Straight talk on health care reform: Small-business survey
More small businesses say they will offer health insurance for their employees once the Colorado Health Insurance Exchange is up and running in 2014, according to a Kaiser Permanente survey of business owners.
The survey found that, after hearing a short description of the exchange, the number of employers who said they would offer health benefits to some or all employees jumped to 59 percent, up from 52 percent currently.
More striking was the change in the percentage of employers who don't plan to offer coverage. Currently, 48 percent do not provide coverage. After coverage is available through the exchange, only 25 percent said they would not offer health benefits.
However, too many employers remain unaware of benefits under the exchange. More than half (56 percent) of eligible business owners were not aware of tax credits available to them.
The health insurance exchange will begin operating in 2014. It will enable small businesses to shop for health insurance among competing companies online or through a broker. It has been compared to shopping for the best fare on an online travel website. Under the Affordable Care Act, many small businesses are eligible for tax credits, good between 2010 and 2013 and any two years after 2014, to help pay for employee coverage.
The survey polled 300 businesses with two to 50 employees and was conducted in May. The maximum sampling error was +/- 6 percentage points.
Here are other findings:
- Only 5 percent of all Colorado small businesses are taking advantage of tax credits available now. About three-quarters of businesses eligible for credits do not offer health insurance. Many small business owners are not sure if they are eligible or mistakenly believe they are not eligible.
- 63 percent of all Colorado small businesses are eligible for tax credits under the Affordable Care Act but do not offer health benefits. These owners were asked if they were likely to shop for insurance through the exchange if they knew their company qualified for tax credits; 58 percent said yes.

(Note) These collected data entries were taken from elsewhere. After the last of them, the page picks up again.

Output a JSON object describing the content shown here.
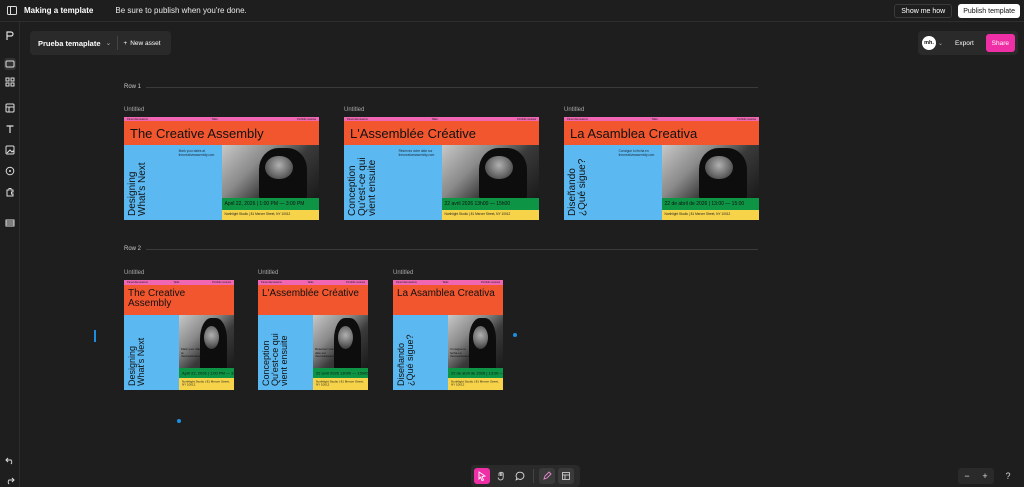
{
  "topbar": {
    "title": "Making a template",
    "message": "Be sure to publish when you're done.",
    "show_me_how": "Show me how",
    "publish": "Publish template"
  },
  "asset": {
    "name": "Prueba temaplate",
    "new_asset": "New asset"
  },
  "share": {
    "avatar": "mh.",
    "export": "Export",
    "share": "Share"
  },
  "rows": [
    {
      "label": "Row 1"
    },
    {
      "label": "Row 2"
    }
  ],
  "cards": [
    {
      "label": "Untitled",
      "title": "The Creative Assembly",
      "vertical": "Designing What's Next",
      "date": "April 22, 2026 | 1:00 PM — 3:00 PM",
      "address": "Northlight Studio | 81 Mercer Street, NY 10012",
      "blurb": "Mark your dates at thecreativeassembly.com",
      "top": [
        "Panel discussions",
        "Talks",
        "Portfolio reviews"
      ]
    },
    {
      "label": "Untitled",
      "title": "L'Assemblée Créative",
      "vertical": "Conception Qu'est-ce qui vient ensuite",
      "date": "22 avril 2026 13h00 — 15h00",
      "address": "Northlight Studio | 81 Mercer Street, NY 10012",
      "blurb": "Réservez votre date sur thecreativeassembly.com",
      "top": [
        "Panel discussions",
        "Talks",
        "Portfolio reviews"
      ]
    },
    {
      "label": "Untitled",
      "title": "La Asamblea Creativa",
      "vertical": "Diseñando ¿Qué sigue?",
      "date": "22 de abril de 2026 | 13:00 — 15:00",
      "address": "Northlight Studio | 81 Mercer Street, NY 10012",
      "blurb": "Consigue tu fecha en thecreativeassembly.com",
      "top": [
        "Panel discussions",
        "Talks",
        "Portfolio reviews"
      ]
    },
    {
      "label": "Untitled",
      "title": "The Creative Assembly",
      "vertical": "Designing What's Next",
      "date": "April 22, 2026 | 1:00 PM — 3:00 PM",
      "address": "Northlight Studio | 81 Mercer Street, NY 10012",
      "blurb": "Mark your dates at thecreativeassembly.com",
      "top": [
        "Panel discussions",
        "Talks",
        "Portfolio reviews"
      ]
    },
    {
      "label": "Untitled",
      "title": "L'Assemblée Créative",
      "vertical": "Conception Qu'est-ce qui vient ensuite",
      "date": "22 avril 2026 13h00 — 15h00",
      "address": "Northlight Studio | 81 Mercer Street, NY 10012",
      "blurb": "Réservez votre date sur thecreativeassembly.com",
      "top": [
        "Panel discussions",
        "Talks",
        "Portfolio reviews"
      ]
    },
    {
      "label": "Untitled",
      "title": "La Asamblea Creativa",
      "vertical": "Diseñando ¿Qué sigue?",
      "date": "22 de abril de 2026 | 13:00 — 15:00",
      "address": "Northlight Studio | 81 Mercer Street, NY 10012",
      "blurb": "Consigue tu fecha en thecreativeassembly.com",
      "top": [
        "Panel discussions",
        "Talks",
        "Portfolio reviews"
      ]
    }
  ],
  "zoom": {
    "minus": "−",
    "plus": "+"
  },
  "help": "?",
  "colors": {
    "accent": "#ee2fa5",
    "selection": "#1d8fe0",
    "poster_blue": "#5bb8f0",
    "poster_orange": "#f2562e",
    "poster_pink": "#f066b3",
    "poster_green": "#0d9444",
    "poster_yellow": "#f7d34a"
  }
}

- 71 percent of business owners who expect to provide coverage in 2014 favored a provision in the exchange that would allow them to set an amount they would pay for each employee's health insurance and receive a single consolidated bill. Employees then would choose their insurance through the exchange. (Among all small business owners, the percentage is 56 percent.)
- 58 percent of all employers favor coverage through the exchange that offers greater prevention and wellness services. For those who expect to offer coverage in 2014, favorability jumps to 71 percent.
- Business owners prefer a smaller number of plans to make comparisons to a greater number that made comparisons more difficult – 56 percent of all small businesses vs. 61 percent that expect to offer coverage.
We think the survey produced some interesting findings, notably that small businesses are generally receptive to Colorado's health exchange as a mechanism for providing and expanding coverage to employees. This is important because the Colorado Health Benefits Exchange was created by the Colorado General Assembly and is not directly tied to the constitutionality of the Affordable Care Act. Colorado's exchange would likely continue regardless of the court's ruling.
Based on the survey results, however, it is clear more small business must learn about the exchange and how it can help them. The survey indicates, for instance, that a large number of Colorado employers are not aware of tax credits available to them. It may be that information simply is not getting through.
Or it may be that some complexities accompanying the credits discourage some businesses from signing up. The ACA offers a 35 percent tax credit to eligible small businesses that apply between 2010 and 2013. After that period, the law provides a 50 percent tax credit for any two-year period after 2014. The limited duration of these credits might be too short to lure some employers. Also, eligibility for the tax credits is based on company size, average income for full-time employees and other criteria that may not apply to all employers. Based upon this formula, not all eligible employers would receive the full tax credit.
Whatever the reason, if the survey is correct and 56 percent of employers eligible for credits are not aware of them, it shows that much more work needs to be done to explain the benefits of this provision – for businesses as well as employees.
The survey also shows that many employers favor a flat amount paid per employee (or defined contribution) toward health insurance, with employees choosing the type of coverage they want. This approach provides flexibility, but we caution that without adjusting payments to keep pace with insurance costs, employees could face increasingly burdensome costs for covering themselves and their families.